The call ends and I can’t feel my feet and my eyes are twitching. I walk upstairs to our bedroom. You’re still sleeping but in the morning you’ll wake up and I won’t be here. I pick up a notepad on my nightstand. I grab one of your tchotchke pencils. Virginia Woolf’s head in place of an eraser. The absurdity of this moment. The horror. I don’t know what to tell you and my flight is in a matter of hours and I just promised to be here. With you. I scribble lies on a notepad—my bullshit words are sticks that will hurt you—and the last two are stones.
Love, Joe.
You know I love you, but you don’t know that I can’t avoid Love Quinn. I pull the covers back. I get into bed and you are in a deep sleep, but even in this state, you are drawn to me, moving into me as you make room for me. Such a good fit. The only true fit I’ve ever known. I hate that you’ll wake up tomorrow and realize that RIP Melanda was right all along, that men always let you down, that they bail on you because men do fucking suck. But so does Love, Mary Kay. So does love.
41
Bon Jovi said that true love is suicide and he was right. Love is trying to kill us, Mary Kay. I got off the plane and I got into the black car she sent for me and now I’m at the door to a honeymoon suite at Commerce Fucking Casino. She’s in the room. She’s listening to my George Harrison—Hare Krishna, Hare Forty—and I knock on the door like an ABC prime-time Bachelor-brained loser, like I want her rose. She opens the door and she is thin, thinner in person than she is on Instagram and she’s wearing a Pixies T-shirt, as if she likes the Pixies, and see-through panties. I smell kombucha and salad water and matcha and did I really love this creature or did I only love what it felt like to be inside this little creature?

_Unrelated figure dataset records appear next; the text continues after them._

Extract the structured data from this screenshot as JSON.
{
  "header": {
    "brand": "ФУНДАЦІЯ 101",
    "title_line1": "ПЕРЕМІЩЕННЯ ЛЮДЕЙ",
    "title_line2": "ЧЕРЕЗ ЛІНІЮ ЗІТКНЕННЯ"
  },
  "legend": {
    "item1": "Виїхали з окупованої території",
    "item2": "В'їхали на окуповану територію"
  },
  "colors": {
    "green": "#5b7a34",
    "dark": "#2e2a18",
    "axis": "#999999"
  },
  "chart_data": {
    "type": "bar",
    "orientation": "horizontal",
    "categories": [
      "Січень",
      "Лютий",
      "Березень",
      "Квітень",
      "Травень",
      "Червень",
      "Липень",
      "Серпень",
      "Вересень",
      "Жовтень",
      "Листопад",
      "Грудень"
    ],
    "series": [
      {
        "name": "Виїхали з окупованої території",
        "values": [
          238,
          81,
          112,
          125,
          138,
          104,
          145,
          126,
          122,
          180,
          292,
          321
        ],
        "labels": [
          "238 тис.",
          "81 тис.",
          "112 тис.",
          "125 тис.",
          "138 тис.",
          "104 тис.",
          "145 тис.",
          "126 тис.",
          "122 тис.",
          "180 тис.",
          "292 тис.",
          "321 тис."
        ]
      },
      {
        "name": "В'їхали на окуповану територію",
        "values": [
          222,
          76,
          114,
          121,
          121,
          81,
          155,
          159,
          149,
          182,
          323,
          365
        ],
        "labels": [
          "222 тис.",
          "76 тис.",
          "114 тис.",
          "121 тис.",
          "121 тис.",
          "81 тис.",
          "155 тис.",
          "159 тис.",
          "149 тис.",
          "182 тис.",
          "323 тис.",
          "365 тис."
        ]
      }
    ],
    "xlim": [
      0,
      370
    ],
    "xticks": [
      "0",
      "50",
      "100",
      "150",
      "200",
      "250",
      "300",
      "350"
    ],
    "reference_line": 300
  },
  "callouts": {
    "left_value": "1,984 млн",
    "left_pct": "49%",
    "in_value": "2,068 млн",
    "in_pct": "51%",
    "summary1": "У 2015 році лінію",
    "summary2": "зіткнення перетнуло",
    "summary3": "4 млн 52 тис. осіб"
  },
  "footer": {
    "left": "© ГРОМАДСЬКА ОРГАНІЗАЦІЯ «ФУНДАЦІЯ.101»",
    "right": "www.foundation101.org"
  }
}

She doesn’t kiss me. “Come on in, Joe.”
There are rose petals on the California king bed and the bathtub is full of Veuve and she thinks we can go back to that first night we fucked, in the tub full of pissy bubbles and I didn’t want that then, I don’t want that now, and I hate rose petals. I hate overpriced champagne and she doesn’t get me, not the way you do, and that’s when I feel something dig into my back.
A gun.
This is not a duel—I don’t have a gun—and Melanda was right—A GIRL IS A GUN—and if anyone should have a weapon it’s me. She stole my child.

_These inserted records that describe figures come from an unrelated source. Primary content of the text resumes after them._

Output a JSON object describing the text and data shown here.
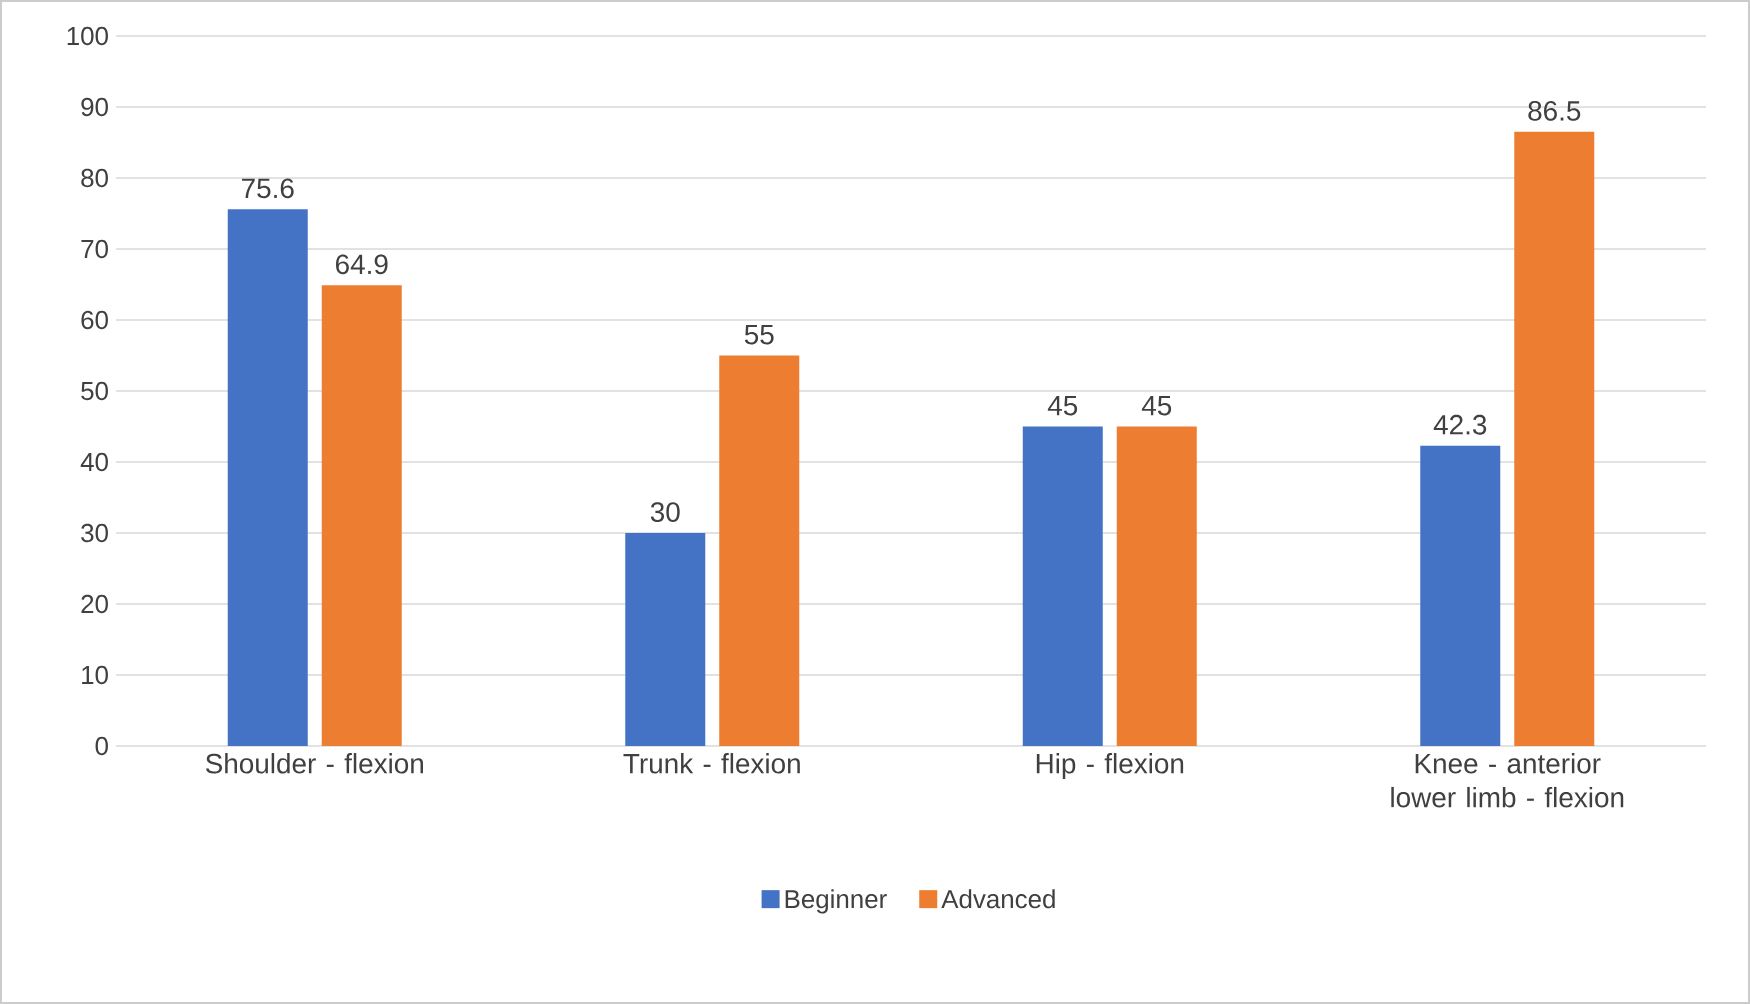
{
  "chart_data": {
    "type": "bar",
    "categories": [
      "Shoulder - flexion",
      "Trunk - flexion",
      "Hip - flexion",
      "Knee - anterior lower limb - flexion"
    ],
    "series": [
      {
        "name": "Beginner",
        "color": "#4472c4",
        "values": [
          75.6,
          30,
          45,
          42.3
        ]
      },
      {
        "name": "Advanced",
        "color": "#ed7d31",
        "values": [
          64.9,
          55,
          45,
          86.5
        ]
      }
    ],
    "ylim": [
      0,
      100
    ],
    "yticks": [
      0,
      10,
      20,
      30,
      40,
      50,
      60,
      70,
      80,
      90,
      100
    ],
    "grid": "y",
    "legend": "bottom",
    "data_labels": true
  }
}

“Ah,” she says, as she makes eye contact with me in the mirror. “So you don’t miss me.”
“Love, put down the gun.”
“Just say it. I know you. I feel you not wanting me. You don’t love me. You’re not excited to see me.”

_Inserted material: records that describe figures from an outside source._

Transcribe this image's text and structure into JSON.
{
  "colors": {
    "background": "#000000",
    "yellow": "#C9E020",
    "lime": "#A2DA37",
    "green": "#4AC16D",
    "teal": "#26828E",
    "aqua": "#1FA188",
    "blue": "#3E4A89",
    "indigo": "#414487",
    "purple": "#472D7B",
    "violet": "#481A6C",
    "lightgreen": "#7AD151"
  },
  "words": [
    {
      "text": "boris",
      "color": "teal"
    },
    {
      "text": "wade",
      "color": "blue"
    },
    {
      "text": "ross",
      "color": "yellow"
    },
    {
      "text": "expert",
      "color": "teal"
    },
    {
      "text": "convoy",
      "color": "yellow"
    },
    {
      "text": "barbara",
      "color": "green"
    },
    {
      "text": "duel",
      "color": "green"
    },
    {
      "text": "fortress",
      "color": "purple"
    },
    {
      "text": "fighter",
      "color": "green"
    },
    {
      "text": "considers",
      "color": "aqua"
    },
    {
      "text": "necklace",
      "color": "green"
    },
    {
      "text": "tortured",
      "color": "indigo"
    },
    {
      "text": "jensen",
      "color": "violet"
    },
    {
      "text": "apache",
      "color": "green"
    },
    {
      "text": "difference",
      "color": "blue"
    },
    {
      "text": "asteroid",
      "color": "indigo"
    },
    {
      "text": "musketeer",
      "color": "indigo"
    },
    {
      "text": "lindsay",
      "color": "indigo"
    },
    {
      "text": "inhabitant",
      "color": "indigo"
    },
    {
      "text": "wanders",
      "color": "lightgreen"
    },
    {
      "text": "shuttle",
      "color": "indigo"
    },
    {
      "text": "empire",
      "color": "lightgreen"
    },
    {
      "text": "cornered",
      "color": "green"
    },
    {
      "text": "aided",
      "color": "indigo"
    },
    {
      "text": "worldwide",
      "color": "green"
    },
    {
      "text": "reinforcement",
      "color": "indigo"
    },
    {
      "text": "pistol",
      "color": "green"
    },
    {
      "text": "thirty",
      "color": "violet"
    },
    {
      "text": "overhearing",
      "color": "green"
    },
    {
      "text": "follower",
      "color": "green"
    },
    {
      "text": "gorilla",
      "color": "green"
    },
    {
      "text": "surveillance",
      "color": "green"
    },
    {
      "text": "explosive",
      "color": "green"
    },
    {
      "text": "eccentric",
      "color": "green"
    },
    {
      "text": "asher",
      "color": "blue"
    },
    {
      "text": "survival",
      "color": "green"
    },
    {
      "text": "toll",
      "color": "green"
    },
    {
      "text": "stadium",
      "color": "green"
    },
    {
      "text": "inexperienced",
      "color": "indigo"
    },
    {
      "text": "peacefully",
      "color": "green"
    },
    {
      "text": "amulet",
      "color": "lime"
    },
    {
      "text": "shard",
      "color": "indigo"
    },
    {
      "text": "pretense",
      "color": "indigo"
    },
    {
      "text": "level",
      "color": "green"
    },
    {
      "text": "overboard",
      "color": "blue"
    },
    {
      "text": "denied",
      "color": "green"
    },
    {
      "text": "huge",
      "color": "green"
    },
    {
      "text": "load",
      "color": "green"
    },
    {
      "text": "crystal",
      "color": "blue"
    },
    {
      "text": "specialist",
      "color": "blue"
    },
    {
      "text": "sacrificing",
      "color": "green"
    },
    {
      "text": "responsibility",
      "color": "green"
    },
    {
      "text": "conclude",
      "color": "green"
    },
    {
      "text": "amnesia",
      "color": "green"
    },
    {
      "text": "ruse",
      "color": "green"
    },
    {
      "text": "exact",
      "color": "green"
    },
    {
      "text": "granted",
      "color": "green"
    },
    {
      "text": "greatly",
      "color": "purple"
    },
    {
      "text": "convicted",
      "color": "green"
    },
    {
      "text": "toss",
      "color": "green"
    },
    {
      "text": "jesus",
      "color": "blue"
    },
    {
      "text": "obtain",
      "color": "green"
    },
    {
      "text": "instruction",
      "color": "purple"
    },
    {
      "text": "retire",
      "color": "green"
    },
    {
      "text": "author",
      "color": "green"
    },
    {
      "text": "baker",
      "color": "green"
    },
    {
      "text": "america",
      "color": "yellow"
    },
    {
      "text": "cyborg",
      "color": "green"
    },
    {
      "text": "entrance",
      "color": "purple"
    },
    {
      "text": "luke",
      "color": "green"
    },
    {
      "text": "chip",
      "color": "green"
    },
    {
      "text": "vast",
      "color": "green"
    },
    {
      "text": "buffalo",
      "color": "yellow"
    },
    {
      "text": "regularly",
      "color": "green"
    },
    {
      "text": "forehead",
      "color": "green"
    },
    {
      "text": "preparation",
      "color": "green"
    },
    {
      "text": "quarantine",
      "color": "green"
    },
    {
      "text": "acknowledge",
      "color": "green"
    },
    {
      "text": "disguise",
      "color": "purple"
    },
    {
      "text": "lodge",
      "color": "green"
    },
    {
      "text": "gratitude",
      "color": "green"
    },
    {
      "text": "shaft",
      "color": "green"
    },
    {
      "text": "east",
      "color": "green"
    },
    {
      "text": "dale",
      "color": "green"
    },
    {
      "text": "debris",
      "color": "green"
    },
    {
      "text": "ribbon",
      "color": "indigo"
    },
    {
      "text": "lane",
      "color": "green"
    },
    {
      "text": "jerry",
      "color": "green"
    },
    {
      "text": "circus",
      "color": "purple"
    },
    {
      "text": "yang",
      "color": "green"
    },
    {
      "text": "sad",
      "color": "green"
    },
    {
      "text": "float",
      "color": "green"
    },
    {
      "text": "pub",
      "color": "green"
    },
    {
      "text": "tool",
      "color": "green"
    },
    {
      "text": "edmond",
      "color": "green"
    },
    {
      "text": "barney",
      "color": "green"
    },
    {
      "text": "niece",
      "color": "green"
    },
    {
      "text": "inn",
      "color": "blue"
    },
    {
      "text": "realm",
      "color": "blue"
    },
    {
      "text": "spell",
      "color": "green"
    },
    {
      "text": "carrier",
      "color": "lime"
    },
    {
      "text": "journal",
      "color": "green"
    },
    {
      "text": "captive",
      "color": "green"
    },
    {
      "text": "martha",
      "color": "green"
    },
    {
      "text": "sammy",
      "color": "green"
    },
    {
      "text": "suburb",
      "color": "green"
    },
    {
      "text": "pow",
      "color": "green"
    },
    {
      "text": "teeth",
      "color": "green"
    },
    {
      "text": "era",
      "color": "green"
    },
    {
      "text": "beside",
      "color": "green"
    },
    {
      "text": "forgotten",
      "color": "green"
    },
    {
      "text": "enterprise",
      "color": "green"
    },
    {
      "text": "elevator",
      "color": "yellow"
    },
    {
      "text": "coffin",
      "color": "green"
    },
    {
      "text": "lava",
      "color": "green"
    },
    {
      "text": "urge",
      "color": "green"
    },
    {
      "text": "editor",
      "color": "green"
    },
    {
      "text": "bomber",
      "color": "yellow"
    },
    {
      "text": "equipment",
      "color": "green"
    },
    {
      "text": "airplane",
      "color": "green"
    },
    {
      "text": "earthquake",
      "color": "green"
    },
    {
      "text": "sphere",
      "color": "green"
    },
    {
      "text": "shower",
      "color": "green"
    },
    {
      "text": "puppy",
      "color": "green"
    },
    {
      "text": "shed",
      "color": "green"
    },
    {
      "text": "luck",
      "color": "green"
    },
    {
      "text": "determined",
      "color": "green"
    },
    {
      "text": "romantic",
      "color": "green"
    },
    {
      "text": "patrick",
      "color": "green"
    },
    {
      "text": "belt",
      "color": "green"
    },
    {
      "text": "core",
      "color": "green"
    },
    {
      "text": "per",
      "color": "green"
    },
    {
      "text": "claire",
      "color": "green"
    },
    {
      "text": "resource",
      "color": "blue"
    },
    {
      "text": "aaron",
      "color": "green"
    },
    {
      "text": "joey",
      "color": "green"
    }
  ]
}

“You have a fucking gun on me.”
“Oh please. That doesn’t scare you. Don’t forget, Joe. I know you.”
She doesn’t know me. She knows things about my past and I am not that man anymore and I slowly turn around and face the woman who made me a father. “Love, it’s a two-way street. Don’t forget that I know you too.”
She grunts. “Like hell you do.”
“Love, you don’t want me back. You can’t do what you did to me and then tell me that you ‘love’ me with a bed of fucking rose petals.”
She grunts. “You’re such a snob. You really are, Joe.”
“See that. There it is. All of this… I don’t know what it is, but it sure as hell isn’t a grand gesture and you can’t point a fucking gun at me and tell me that you want me back.”
“I’m just responding to you,” she says. “You started it. You don’t want me.”
“You paid me to go away. You…” I look around. I want him to be here—he’s my son—but I don’t want him to be here—she has a gun. “He’s not even here, is he?”
“Who?”
“My son.”
“Right,” she says. “Your son. See, it’s usually the girl who uses the guy to get the baby. It’s usually the woman who loves her kid more than her husband. But then, you’re not usual, are you?”
“What are you trying to say?”
“You fell out of love with me the day I told you I was pregnant.”
“That’s ridiculous. The baby was just as much a surprise for me as it was for you. Just because I was excited about becoming a father… Love, put down the gun.”
“No.”
“Well which is it? Rose petals or bullets?”